Tag Archives: hockey

The Heat is On

Sunday, February 25, 2018: Stockton, Calif.

Stockton Heat 4, San Diego Gulls 2

I can’t believe it’s been 11 years since I last ventured to Stockton for a hockey game.

Things have changed a bit.

The old Stockton Thunder of the low-minor-league ECHL are gone, replaced by a Calgary Flames farm team as part of the 2015 realignment of minor league hockey that put five members of the highest-level minor league, the American Hockey League, in California.

The AHL team came with a new identity, the Stockton Heat, with uniform and logo closely aligned with the Flames’, um, flame motif.

Despite the higher quality of play, I wonder if the bloom has gone off the rose somewhat for hockey in Stockton.

Attendance was announced at 3,370 — hopefully it was just a slow Sunday. Maybe they should have offered more Andrew Mangiapane  bobbleheads. I was there early but not early enough to get one.

Anyway, the game was proficiently played, in the way that has made pro hockey a little boring to watch, in which effective defensive disruption in the neutral zone made it hard for either team to maintain much in the way of interesting puck possession.
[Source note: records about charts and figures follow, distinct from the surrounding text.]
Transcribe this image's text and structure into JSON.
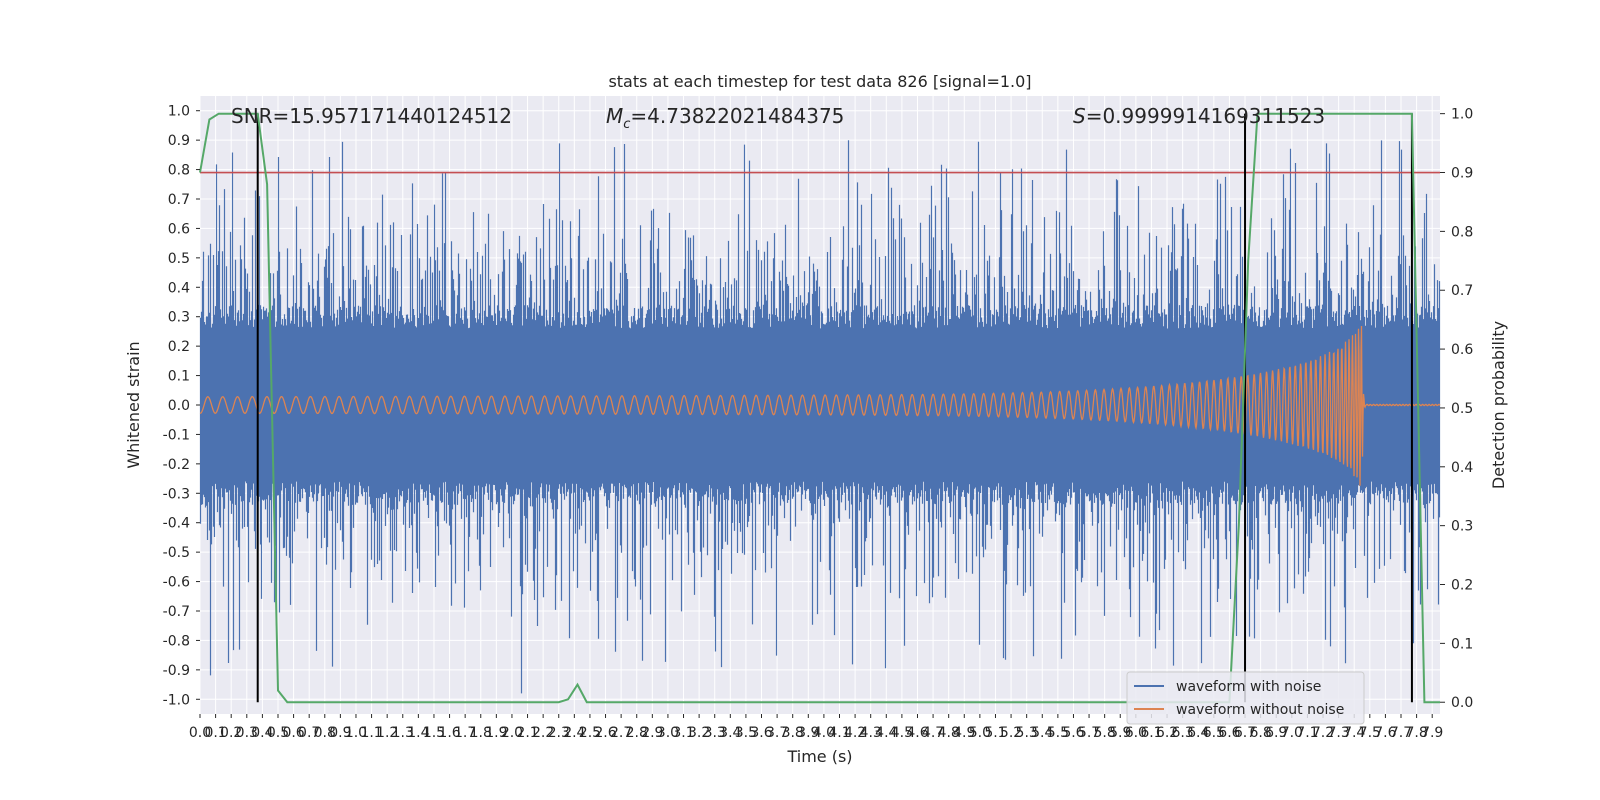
{
  "chart_data": {
    "type": "line",
    "title": "stats at each timestep for test data 826 [signal=1.0]",
    "xlabel": "Time (s)",
    "ylabel": "Whitened strain",
    "y2label": "Detection probability",
    "xlim": [
      0.0,
      7.95
    ],
    "ylim": [
      -1.05,
      1.05
    ],
    "y2lim": [
      -0.02,
      1.03
    ],
    "xticks": [
      "0.0",
      "0.1",
      "0.2",
      "0.3",
      "0.4",
      "0.5",
      "0.6",
      "0.7",
      "0.8",
      "0.9",
      "1.0",
      "1.1",
      "1.2",
      "1.3",
      "1.4",
      "1.5",
      "1.6",
      "1.7",
      "1.8",
      "1.9",
      "2.0",
      "2.1",
      "2.2",
      "2.3",
      "2.4",
      "2.5",
      "2.6",
      "2.7",
      "2.8",
      "2.9",
      "3.0",
      "3.1",
      "3.2",
      "3.3",
      "3.4",
      "3.5",
      "3.6",
      "3.7",
      "3.8",
      "3.9",
      "4.0",
      "4.1",
      "4.2",
      "4.3",
      "4.4",
      "4.5",
      "4.6",
      "4.7",
      "4.8",
      "4.9",
      "5.0",
      "5.1",
      "5.2",
      "5.3",
      "5.4",
      "5.5",
      "5.6",
      "5.7",
      "5.8",
      "5.9",
      "6.0",
      "6.1",
      "6.2",
      "6.3",
      "6.4",
      "6.5",
      "6.6",
      "6.7",
      "6.8",
      "6.9",
      "7.0",
      "7.1",
      "7.2",
      "7.3",
      "7.4",
      "7.5",
      "7.6",
      "7.7",
      "7.8",
      "7.9"
    ],
    "yticks": [
      "1.0",
      "0.9",
      "0.8",
      "0.7",
      "0.6",
      "0.5",
      "0.4",
      "0.3",
      "0.2",
      "0.1",
      "0.0",
      "-0.1",
      "-0.2",
      "-0.3",
      "-0.4",
      "-0.5",
      "-0.6",
      "-0.7",
      "-0.8",
      "-0.9",
      "-1.0"
    ],
    "y2ticks": [
      "1.0",
      "0.9",
      "0.8",
      "0.7",
      "0.6",
      "0.5",
      "0.4",
      "0.3",
      "0.2",
      "0.1",
      "0.0"
    ],
    "annotations": {
      "snr": "SNR=15.957171440124512",
      "mc_symbol": "M",
      "mc_sub": "c",
      "mc_value": "=4.73822021484375",
      "s_symbol": "S",
      "s_value": "=0.9999914169311523"
    },
    "threshold_y2": 0.9,
    "vertical_lines_x": [
      0.37,
      6.7,
      7.77
    ],
    "detection_probability": {
      "x": [
        0.0,
        0.06,
        0.12,
        0.18,
        0.24,
        0.3,
        0.37,
        0.43,
        0.5,
        0.56,
        0.62,
        2.3,
        2.36,
        2.42,
        2.48,
        5.0,
        6.6,
        6.66,
        6.72,
        6.78,
        6.84,
        7.2,
        7.77,
        7.81,
        7.85,
        7.9,
        7.95
      ],
      "y": [
        0.9,
        0.99,
        1.0,
        1.0,
        1.0,
        1.0,
        1.0,
        0.88,
        0.02,
        0.0,
        0.0,
        0.0,
        0.005,
        0.03,
        0.0,
        0.0,
        0.0,
        0.3,
        0.75,
        1.0,
        1.0,
        1.0,
        1.0,
        0.5,
        0.0,
        0.0,
        0.0
      ]
    },
    "series": [
      {
        "name": "waveform with noise",
        "color": "#4c72b0",
        "description": "whitened noisy strain, amplitude mostly within ±0.4 with spikes up to ±1.0"
      },
      {
        "name": "waveform without noise",
        "color": "#dd8452",
        "description": "chirp signal growing from ±0.03 to ±0.33, merger near t=7.45 s"
      }
    ],
    "legend_position": "lower-right",
    "colors": {
      "background": "#eaeaf2",
      "grid": "#ffffff",
      "noisy": "#4c72b0",
      "clean": "#dd8452",
      "probability": "#55a868",
      "threshold": "#c44e52",
      "vlines": "#000000"
    }
  }
}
On the other hand, most of the goals, as I recall, came on fast moving breakout plays.

The pest: Watching the warmups, I pegged the Heat’s Ryan Lomberg as a bit of a wise-ass. True to form the player, who was up and down from Calgary all season, was exactly that kind of on-ice pest you want on your team and hate on your opponent’s. His heads-up play netted him two assists.

A long road from Moline: Backup goalie C.J. Motte, signed that very day, wore a helmet painted for the Quad City Mallards.
The Heat starter, Ryan Faragher, had only been signed two weeks earlier.

Fashion notes: I saw an Erik Karlsson Senators jersey.
I saw a Teemu Selanne Jets jersey.
I saw many people wearing Heat jersey.
I even saw someone wearing a San Francisco Bulls jersey.

I did not see a single Stockton Thunder sweater.

The media today: The press row was largely deserted except, I think, for a couple people who work for the Heat.

My wife will be happy to read this: There were no fights. Though there was a third-period roughing incident that came close …

Game reports: here and here.

Box score: here

Highlights: here

Inside the Great Red Hockey Machine

It’s not unusual to see near-identical ideas result in films released at the same time.

Save the world from a killer asteroid. Terrorists attack the White House.

Usually, it’s simultaneous schlock.

It’s happened again, but it isn’t schlock — it was my unexpected pleasure to enjoy two high quality documentaries about Soviet hockey in a three-day period.

It’s hard to imagine that the directors and producers of ‘Red Army’ and ‘Of Miracles and Men’ weren’t aware of each other’s efforts — particularly since the great defenseman Slava Fetisov pays a pivotal role in both documentaries.

It’s not a repetitive journey — each film uses a different lens to tell the story of Soviet hockey.

“Of Miracles and Men,” an ESPN 30 for 30 production, has a higher concept at its disposal: looking at the 1980 Olympics’ ‘Miracle on Ice’ contest from the point of view of the Soviet players who were on the losing end.

The film’s storyline runs through Fetisov, who agreed to revisit Lake Placid to be interviewed there.

‘Red Army’ tries to paint a broader picture — explaining how the Soviet hockey program worked, trying to unravel the seeming contradiction of how such a brutal and rigid system produced such beautiful hockey.

Slava Fetisov is the key figure in both documentaries. Credit: Sony Classics

The answer to that question, in another irony, lies in the efforts of one individual in a collective society: Anatoli Tarasov, the father of Soviet hockey, who developed the intricate passing system that Soviet teams rode to world domination.

Both films tell his story, though it’s featured more heavily in ‘Red Army’ which traces the rise of hockey in the Soviet Union, and also its fall, centering largely on Fetisov, who largely through the force of his will forced open hockey’s Iron Curtain, which had kept Soviet stars from playing abroad.

Both films are well worth anyone’s time; they’re not just for hockey fans.

By happenstance, I saw ‘Red Army’ first, and if one has a choice I
think that’s the best order to watch them in, as it paints a larger canvas that provides context with which to appreciate the specific moment ‘Of Miracles and Men’ revisits.

‘Red Army’ is in theatrical release around the U.S.; ‘Of Miracles and Men’, which debuted on ESPN, is now available on Netflix.